In that moment, I was frustrated with myself—though of course, looking back, I understood why I felt the way I did.

I could not understand it then. It felt so wretchedly human, and my mind could not escape the humanity of it.

The flesh on flesh. The push of his staff into my thighs.

I parted my legs for him, and as much as I relished the press of him, the way he came undone, I also felt nauseated and panicky and like I just wanted to close my eyes and be far away.

This was all I wanted. I wanted Death’s sweat on my skin.

I wanted his hold on my body. I wanted everything that happened, so why couldn’t I feel it?

He entered me and sank deep into my body with a sigh and I relished it, relished the grip I could hold on to him—and also felt empty.

I had expected the abyss, for him to smell the lightning on my skin finally, for us to enter that place together, that dizzying starscape.

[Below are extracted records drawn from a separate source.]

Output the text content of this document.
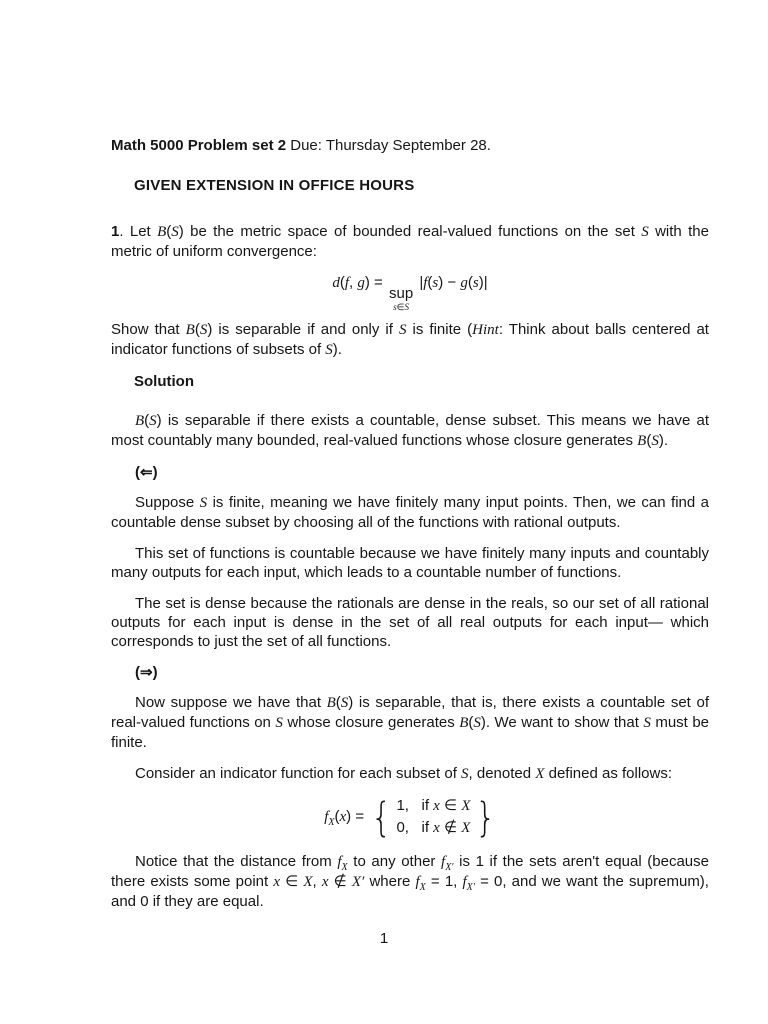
Math 5000 Problem set 2 Due: Thursday September 28.

GIVEN EXTENSION IN OFFICE HOURS

1. Let B(S) be the metric space of bounded real-valued functions on the set S with the metric of uniform convergence:

d(f, g) =
sup
s∈S
|f(s) − g(s)|

Show that B(S) is separable if and only if S is finite (Hint: Think about balls centered at indicator functions of subsets of S).

Solution

B(S) is separable if there exists a countable, dense subset. This means we have at most countably many bounded, real-valued functions whose closure generates B(S).

(⇐)

Suppose S is finite, meaning we have finitely many input points. Then, we can find a countable dense subset by choosing all of the functions with rational outputs.

This set of functions is countable because we have finitely many inputs and countably many outputs for each input, which leads to a countable number of functions.

The set is dense because the rationals are dense in the reals, so our set of all rational outputs for each input is dense in the set of all real outputs for each input— which corresponds to just the set of all functions.

(⇒)

Now suppose we have that B(S) is separable, that is, there exists a countable set of real-valued functions on S whose closure generates B(S). We want to show that S must be finite.

Consider an indicator function for each subset of S, denoted X defined as follows:

$f_X(x)$ = { 1,   if x ∈ X
0,   if x ∉ X }

Notice that the distance from $f_X$ to any other $f_{X'}$ is 1 if the sets aren't equal (because there exists some point x ∈ X, x ∉ X′ where $f_X = 1$, $f_{X'} = 0$, and we want the supremum), and 0 if they are equal.

1
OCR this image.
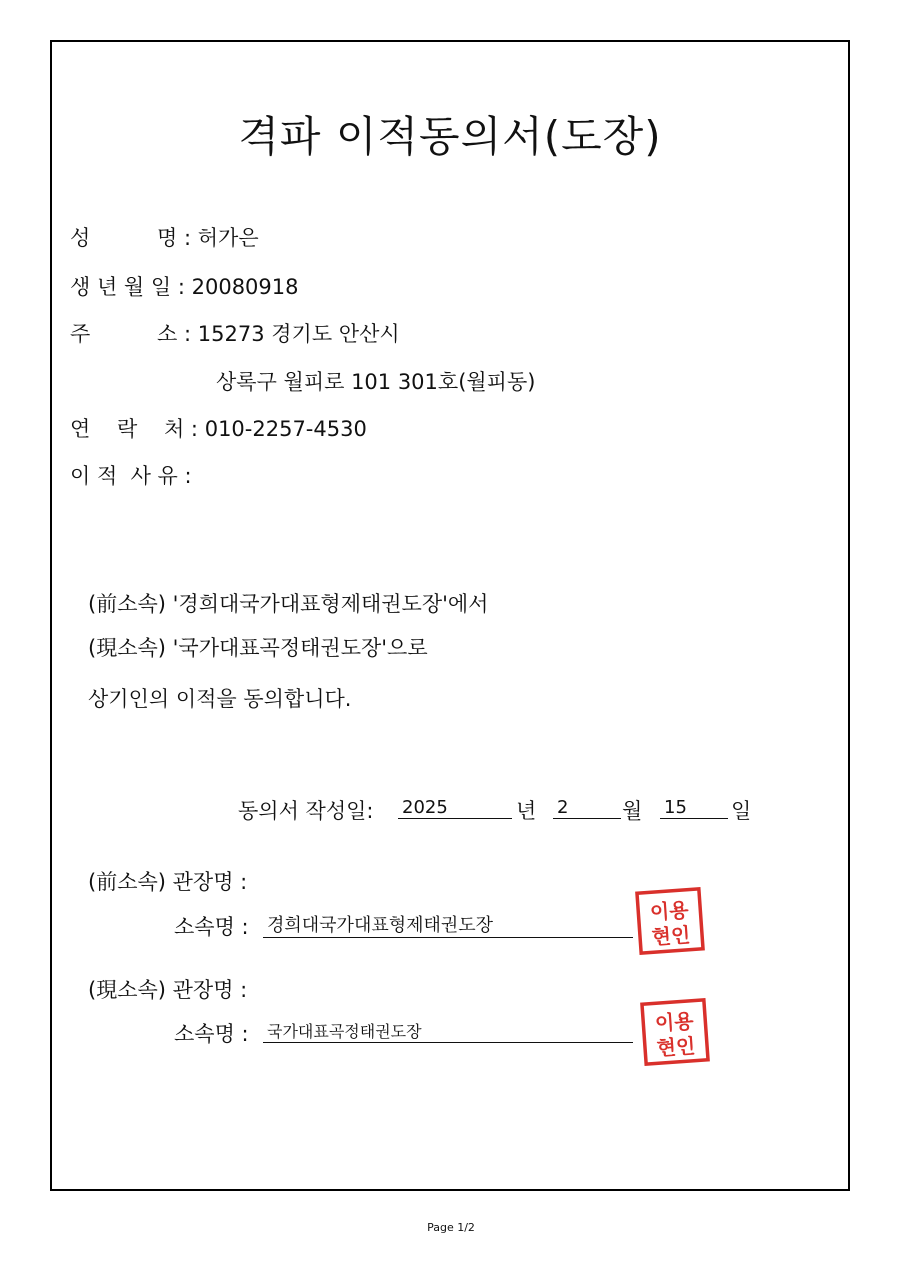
격파 이적동의서(도장)
성          명 : 허가은
생 년 월 일 : 20080918
주          소 : 15273 경기도 안산시
상록구 월피로 101 301호(월피동)
연    락    처 : 010-2257-4530
이 적  사 유 :
(前소속) '경희대국가대표형제태권도장'에서
(現소속) '국가대표곡정태권도장'으로
상기인의 이적을 동의합니다.
동의서 작성일: 2025	년 2	월 15	일
(前소속) 관장명 :
소속명 : 경희대국가대표형제태권도장
이용
현인
(現소속) 관장명 :
소속명 : 국가대표곡정태권도장	이용
현인
Page 1/2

But it was just … human. He told me not to come, told me to feel miserable, to hate him, and I whimpered out agreement, sweating and dizzy and feeling sicker by the moment. I was grateful it seemed pleasing to him.

When it was over, I stood up and retched onto the floor.

He wrung a rag out in a washbasin and began to gently, tenderly clean my skin, my hair, my entire body. I had the sense of a corpse being washed for burial. But the water was cool against my feverish head, and then, I knew no more.